As a leader, your reputation is, in essence, the sum of your collective decisions. Basically, you’re paid to decide — it’s that simple. High-value decisions result in the actions that bring disproportionate progress toward the organization’s mission, vision, and WIGs. Assess how you spend your time by asking yourself, “Is what I am doing now, or what I am going to do next, progressing our mission and vision or our Wildly Important Goals?”

 

In The 5 Choices: The Path to Extraordinary Productivity, the authors write that high-value decisions result from:

 

- Working on the important, not the urgent — going for the extraordinary, not the ordinary.
- Focusing one’s attention on the right things — how leaders prioritize and manage their time.
- Having sustained energy.

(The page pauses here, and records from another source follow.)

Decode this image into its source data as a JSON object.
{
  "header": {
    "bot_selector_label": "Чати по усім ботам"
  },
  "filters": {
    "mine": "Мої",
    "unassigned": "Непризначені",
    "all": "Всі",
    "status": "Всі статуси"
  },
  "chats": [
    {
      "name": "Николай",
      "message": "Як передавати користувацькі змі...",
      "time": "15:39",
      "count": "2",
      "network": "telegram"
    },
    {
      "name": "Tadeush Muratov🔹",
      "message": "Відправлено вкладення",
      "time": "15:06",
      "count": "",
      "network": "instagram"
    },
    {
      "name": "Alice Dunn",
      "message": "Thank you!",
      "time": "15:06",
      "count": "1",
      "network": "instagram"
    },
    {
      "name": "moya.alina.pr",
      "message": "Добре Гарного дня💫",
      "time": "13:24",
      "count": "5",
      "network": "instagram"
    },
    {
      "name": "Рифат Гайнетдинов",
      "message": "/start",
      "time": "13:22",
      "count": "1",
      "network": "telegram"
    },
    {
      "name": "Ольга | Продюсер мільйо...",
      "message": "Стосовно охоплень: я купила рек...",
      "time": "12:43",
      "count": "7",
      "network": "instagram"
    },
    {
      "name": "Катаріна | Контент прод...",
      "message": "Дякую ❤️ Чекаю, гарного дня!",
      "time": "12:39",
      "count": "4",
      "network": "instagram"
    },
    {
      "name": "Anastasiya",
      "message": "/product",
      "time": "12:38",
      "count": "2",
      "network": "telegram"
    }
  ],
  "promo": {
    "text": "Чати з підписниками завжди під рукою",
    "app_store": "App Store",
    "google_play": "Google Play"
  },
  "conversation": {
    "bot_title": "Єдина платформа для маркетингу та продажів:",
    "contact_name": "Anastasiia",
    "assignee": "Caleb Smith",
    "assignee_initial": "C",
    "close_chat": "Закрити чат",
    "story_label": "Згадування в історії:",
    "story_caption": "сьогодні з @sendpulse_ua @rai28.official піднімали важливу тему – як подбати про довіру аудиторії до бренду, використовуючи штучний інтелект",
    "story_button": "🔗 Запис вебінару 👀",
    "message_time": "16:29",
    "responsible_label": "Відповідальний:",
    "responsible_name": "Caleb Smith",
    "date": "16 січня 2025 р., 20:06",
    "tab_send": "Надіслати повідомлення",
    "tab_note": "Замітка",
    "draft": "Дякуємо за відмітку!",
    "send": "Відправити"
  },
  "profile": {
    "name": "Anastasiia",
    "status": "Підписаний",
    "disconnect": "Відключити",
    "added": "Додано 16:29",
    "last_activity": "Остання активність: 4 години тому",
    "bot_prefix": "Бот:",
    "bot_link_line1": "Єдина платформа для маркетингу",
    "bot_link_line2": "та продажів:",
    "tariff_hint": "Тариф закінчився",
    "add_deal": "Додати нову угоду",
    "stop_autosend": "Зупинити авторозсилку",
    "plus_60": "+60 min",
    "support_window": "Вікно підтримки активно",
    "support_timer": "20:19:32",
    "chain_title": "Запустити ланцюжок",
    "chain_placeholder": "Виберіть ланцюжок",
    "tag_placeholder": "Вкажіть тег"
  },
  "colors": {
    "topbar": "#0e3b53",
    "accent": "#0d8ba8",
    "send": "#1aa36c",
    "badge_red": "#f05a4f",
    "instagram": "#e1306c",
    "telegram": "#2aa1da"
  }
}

Leaders who burn out and don’t renew their energy won’t have the capacity to recognize and drive high-value decisions to completion.
- Best practices for high-value decision making include.
- Focus. With unlimited choices comes the temptation to take on those that don’t meet the high-value criteria.
- Don’t go it alone. If you’re stuck, feeling disenfranchised, or just can’t decide between two compelling but incompatible choices, get help.
- Don’t go for the easy wins. As leaders, we may be tempted to play to our strengths, find the path of least resistance, and go for the easy wins that will bring recognition and reward. But rarely is that the path that leads to high-value decisions.